Who is behind the attack?

Israel Police chief Kobi Shabtai told reporters that the incident was "an abominable killing
spree by a terrorist known to security services"

"It appeared to be a single terrorist who went on a stabbing spree," police spokesman Eli Levy said on Channel 13 TV. "A civilian took the initiative and shot and killed him."

According to the Israeli daily paper Haaretz, the assailant was a local Bedouin with Israeli citizenship. He was reportedly a supporter of the so-called "Islamic State" terrorist group and had served a prison sentence for membership of an armed group, local media said.

Bennett says shooting the assailant 'prevented further casualties'

Israel's Prime Minister Naftali Bennett, who is currently in Egypt for talks with Egyptian and UAE leaders, said Israeli security forces were exercising "maximum vigilance" in the wake of the attack. 

Bennett said those who shot the assailant "showed resourcefulness and courage and prevented further casualties."

"Security forces are on high alert. We will work hard against terrorists. We will pursue them as well and those who help them," he wrote on Twitter.  

Second stabbing reported this week

On Sunday, Israeli police said a "terrorist" stabbed and injured a police officer who was responding to an arson incident in Jerusalem.

In the past few months, several similar attacks were reported in the West Bank and the eastern part of Jerusalem — two territories that were captured by Israel in the 1967 war. 

Most of the alleged attacks have been carried out by individuals with no known links to armed groups. However, it is rare for such attacks to be committed by Arab citizens of Israel.
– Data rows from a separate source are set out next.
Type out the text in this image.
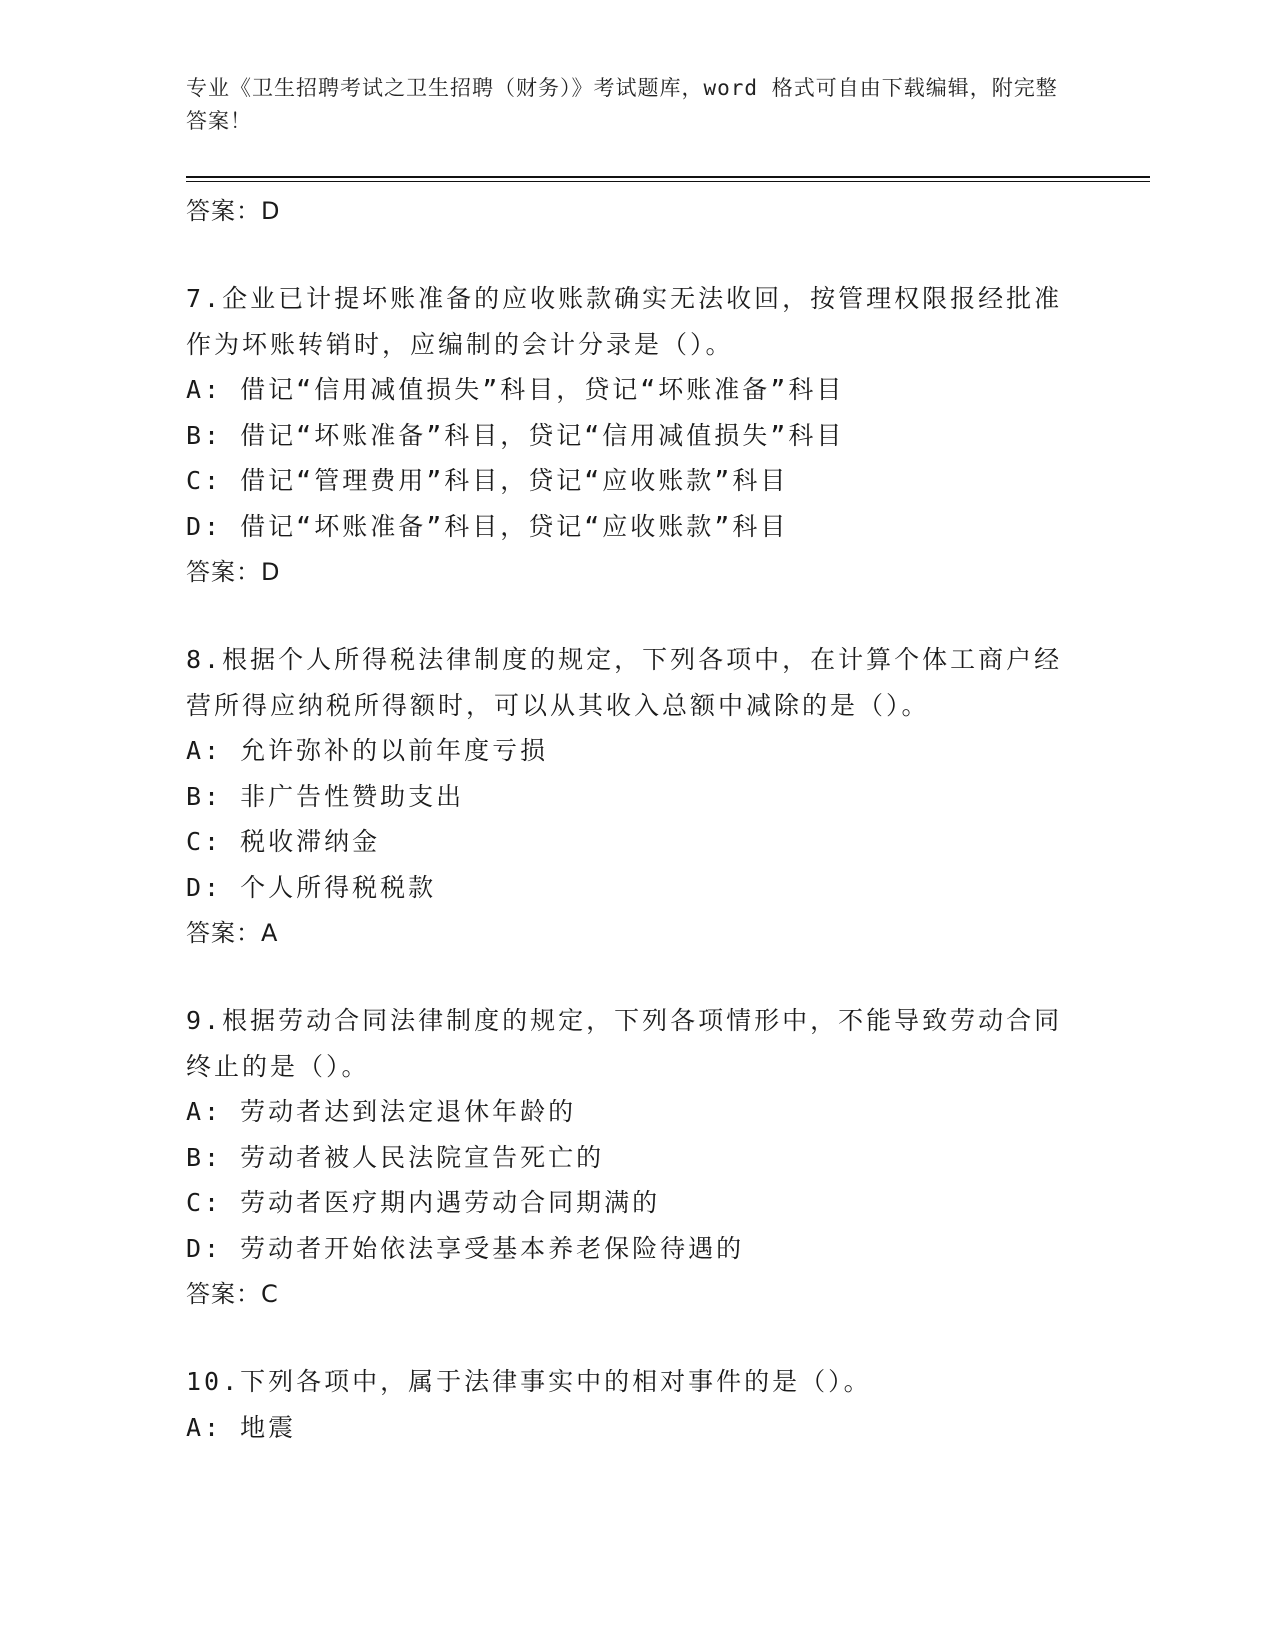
专业《卫生招聘考试之卫生招聘（财务）》考试题库，word 格式可自由下载编辑，附完整答案！
答案：D
7.企业已计提坏账准备的应收账款确实无法收回，按管理权限报经批准作为坏账转销时，应编制的会计分录是（）。
A: 借记“信用减值损失”科目，贷记“坏账准备”科目
B: 借记“坏账准备”科目，贷记“信用减值损失”科目
C: 借记“管理费用”科目，贷记“应收账款”科目
D: 借记“坏账准备”科目，贷记“应收账款”科目
答案：D
8.根据个人所得税法律制度的规定，下列各项中，在计算个体工商户经营所得应纳税所得额时，可以从其收入总额中减除的是（）。
A: 允许弥补的以前年度亏损
B: 非广告性赞助支出
C: 税收滞纳金
D: 个人所得税税款
答案：A
9.根据劳动合同法律制度的规定，下列各项情形中，不能导致劳动合同终止的是（）。
A: 劳动者达到法定退休年龄的
B: 劳动者被人民法院宣告死亡的
C: 劳动者医疗期内遇劳动合同期满的
D: 劳动者开始依法享受基本养老保险待遇的
答案：C
10.下列各项中，属于法律事实中的相对事件的是（）。
A: 地震
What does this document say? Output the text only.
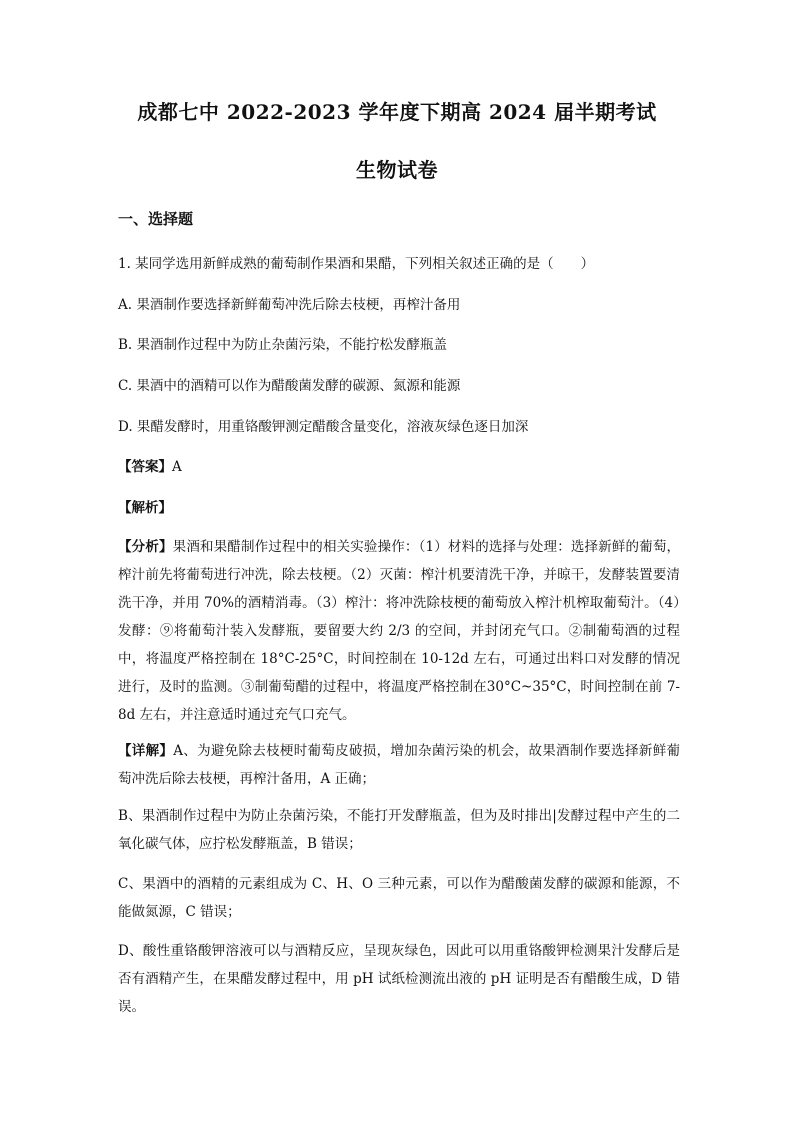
成都七中 2022-2023 学年度下期高 2024 届半期考试
生物试卷
一、选择题
1. 某同学选用新鲜成熟的葡萄制作果酒和果醋，下列相关叙述正确的是（　　）
A. 果酒制作要选择新鲜葡萄冲洗后除去枝梗，再榨汁备用
B. 果酒制作过程中为防止杂菌污染，不能拧松发酵瓶盖
C. 果酒中的酒精可以作为醋酸菌发酵的碳源、氮源和能源
D. 果醋发酵时，用重铬酸钾测定醋酸含量变化，溶液灰绿色逐日加深
【答案】A
【解析】
【分析】果酒和果醋制作过程中的相关实验操作：（1）材料的选择与处理：选择新鲜的葡萄，榨汁前先将葡萄进行冲洗，除去枝梗。（2）灭菌：榨汁机要清洗干净，并晾干，发酵装置要清洗干净，并用 70%的酒精消毒。（3）榨汁：将冲洗除枝梗的葡萄放入榨汁机榨取葡萄汁。（4）发酵：⑨将葡萄汁装入发酵瓶，要留要大约 2/3 的空间，并封闭充气口。②制葡萄酒的过程中，将温度严格控制在 18°C-25°C，时间控制在 10-12d 左右，可通过出料口对发酵的情况进行，及时的监测。③制葡萄醋的过程中，将温度严格控制在30°C~35°C，时间控制在前 7-8d 左右，并注意适时通过充气口充气。
【详解】A、为避免除去枝梗时葡萄皮破损，增加杂菌污染的机会，故果酒制作要选择新鲜葡萄冲洗后除去枝梗，再榨汁备用，A 正确；
B、果酒制作过程中为防止杂菌污染，不能打开发酵瓶盖，但为及时排出|发酵过程中产生的二氧化碳气体，应拧松发酵瓶盖，B 错误；
C、果酒中的酒精的元素组成为 C、H、O 三种元素，可以作为醋酸菌发酵的碳源和能源，不能做氮源，C 错误；
D、酸性重铬酸钾溶液可以与酒精反应，呈现灰绿色，因此可以用重铬酸钾检测果汁发酵后是否有酒精产生，在果醋发酵过程中，用 pH 试纸检测流出液的 pH 证明是否有醋酸生成，D 错误。
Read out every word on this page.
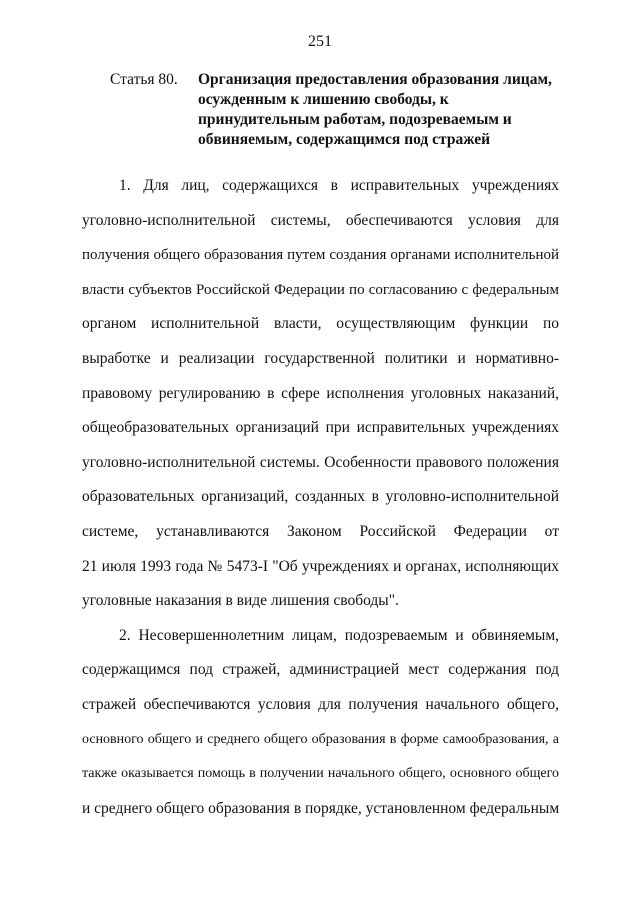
251
Статья 80. Организация предоставления образования лицам,
осужденным к лишению свободы, к
принудительным работам, подозреваемым и
обвиняемым, содержащимся под стражей
1. Для лиц, содержащихся в исправительных учреждениях
уголовно-исполнительной системы, обеспечиваются условия для
получения общего образования путем создания органами исполнительной
власти субъектов Российской Федерации по согласованию с федеральным
органом исполнительной власти, осуществляющим функции по
выработке и реализации государственной политики и нормативно-
правовому регулированию в сфере исполнения уголовных наказаний,
общеобразовательных организаций при исправительных учреждениях
уголовно-исполнительной системы. Особенности правового положения
образовательных организаций, созданных в уголовно-исполнительной
системе, устанавливаются Законом Российской Федерации от
21 июля 1993 года № 5473-I "Об учреждениях и органах, исполняющих
уголовные наказания в виде лишения свободы".
2. Несовершеннолетним лицам, подозреваемым и обвиняемым,
содержащимся под стражей, администрацией мест содержания под
стражей обеспечиваются условия для получения начального общего,
основного общего и среднего общего образования в форме самообразования, а
также оказывается помощь в получении начального общего, основного общего
и среднего общего образования в порядке, установленном федеральным
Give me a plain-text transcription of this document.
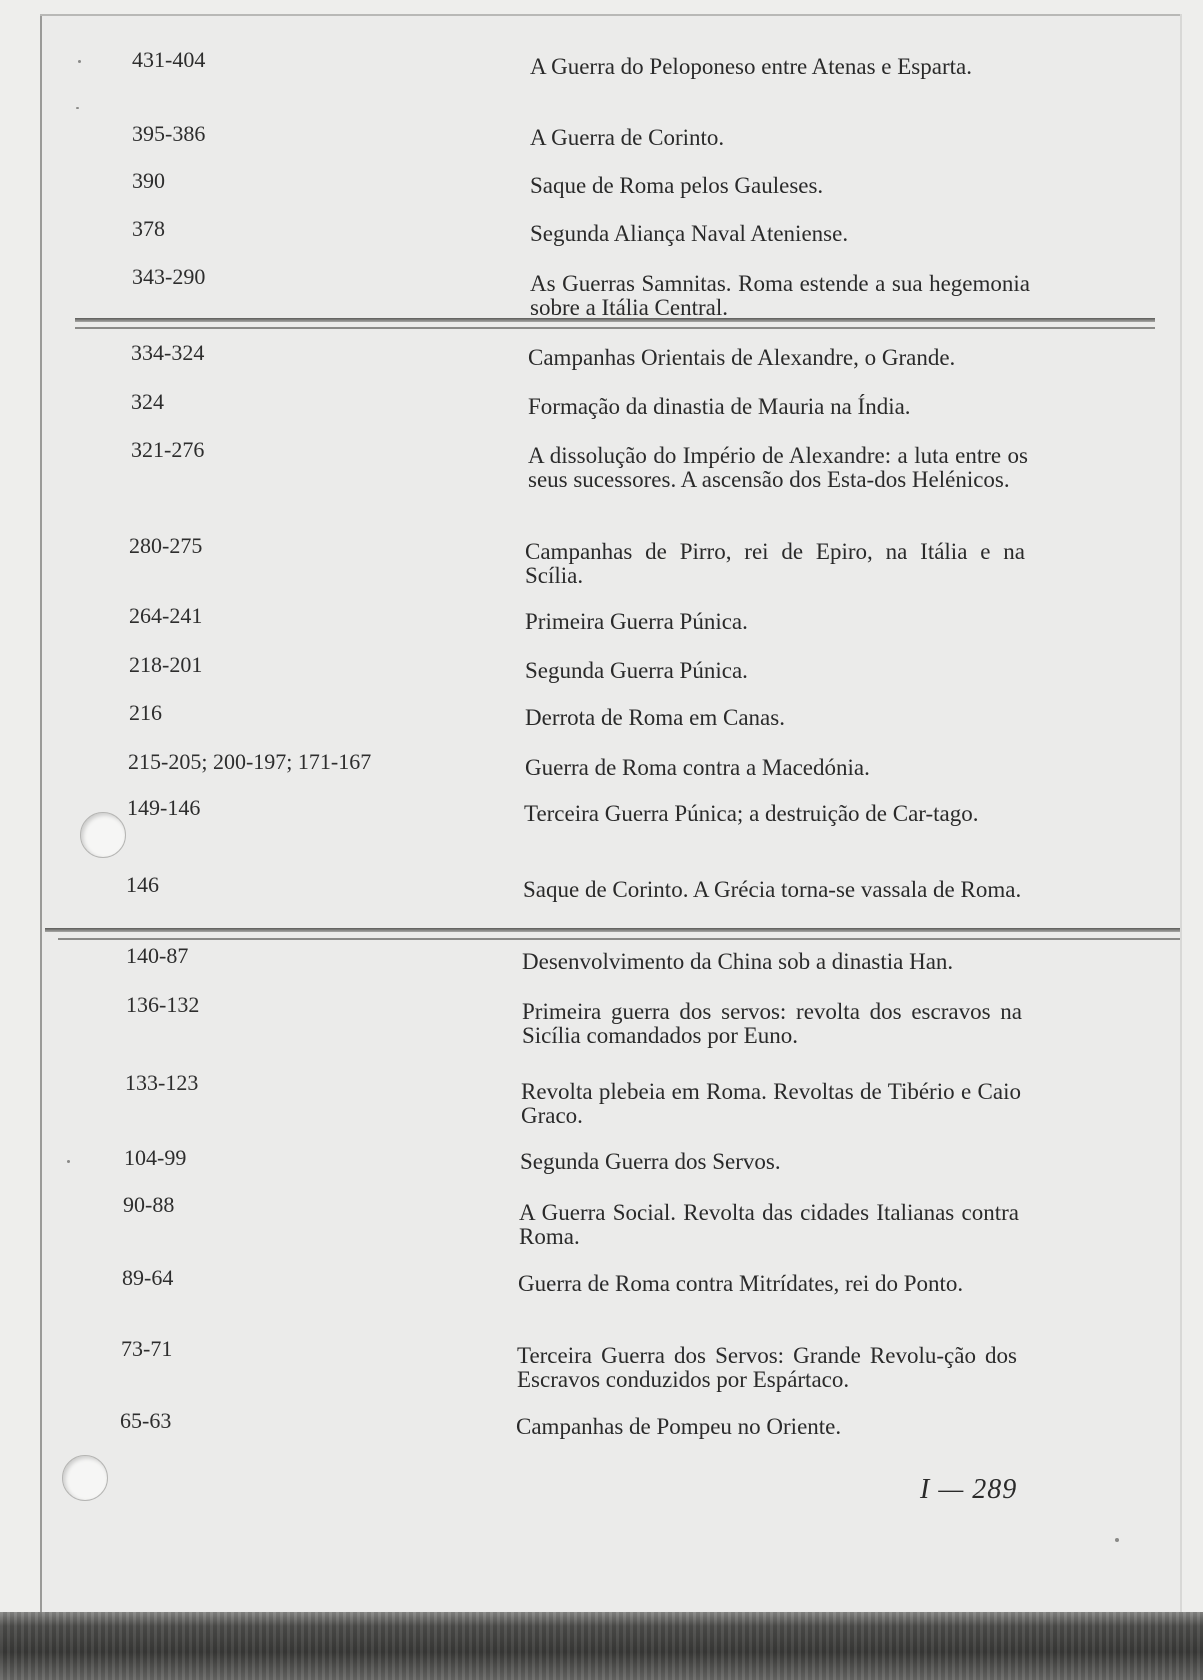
431-404	A Guerra do Peloponeso entre Atenas e Esparta.
395-386	A Guerra de Corinto.
390	Saque de Roma pelos Gauleses.
378	Segunda Aliança Naval Ateniense.
343-290	As Guerras Samnitas. Roma estende a sua hegemonia sobre a Itália Central.
334-324	Campanhas Orientais de Alexandre, o Grande.
324	Formação da dinastia de Mauria na Índia.
321-276	A dissolução do Império de Alexandre: a luta entre os seus sucessores. A ascensão dos Esta-dos Helénicos.
280-275	Campanhas de Pirro, rei de Epiro, na Itália e na Scília.
264-241	Primeira Guerra Púnica.
218-201	Segunda Guerra Púnica.
216	Derrota de Roma em Canas.
215-205; 200-197; 171-167	Guerra de Roma contra a Macedónia.
149-146	Terceira Guerra Púnica; a destruição de Car-tago.
146	Saque de Corinto. A Grécia torna-se vassala de Roma.
140-87	Desenvolvimento da China sob a dinastia Han.
136-132	Primeira guerra dos servos: revolta dos escravos na Sicília comandados por Euno.
133-123	Revolta plebeia em Roma. Revoltas de Tibério e Caio Graco.
104-99	Segunda Guerra dos Servos.
90-88	A Guerra Social. Revolta das cidades Italianas contra Roma.
89-64	Guerra de Roma contra Mitrídates, rei do Ponto.
73-71	Terceira Guerra dos Servos: Grande Revolu-ção dos Escravos conduzidos por Espártaco.
65-63	Campanhas de Pompeu no Oriente.
I — 289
Hamas, the Palestinian Islamist group that controls the Gaza Strip, blamed the attack on Israel's treatment of Palestinians.

A spokesman for the group told a Hamas-controlled radio station that the "operation is a response to the policy of ethnic displacement practiced by Israel against our Palestinian people inside the occupied territories."

Meanwhile, Israel's Islamist Raam party — which backs Bennett's government and was widely supported by Bedouin voters in elections last year — denounced the attack. 

"The Raam party condemns the criminal attack in Beersheba and sends its condolences to the families of those killed," said a party statement posted on its leader's personal Facebook page.

The local council in Hura, a Bedouin community near Beersheba, also condemned the attack as "criminal and terrorist act."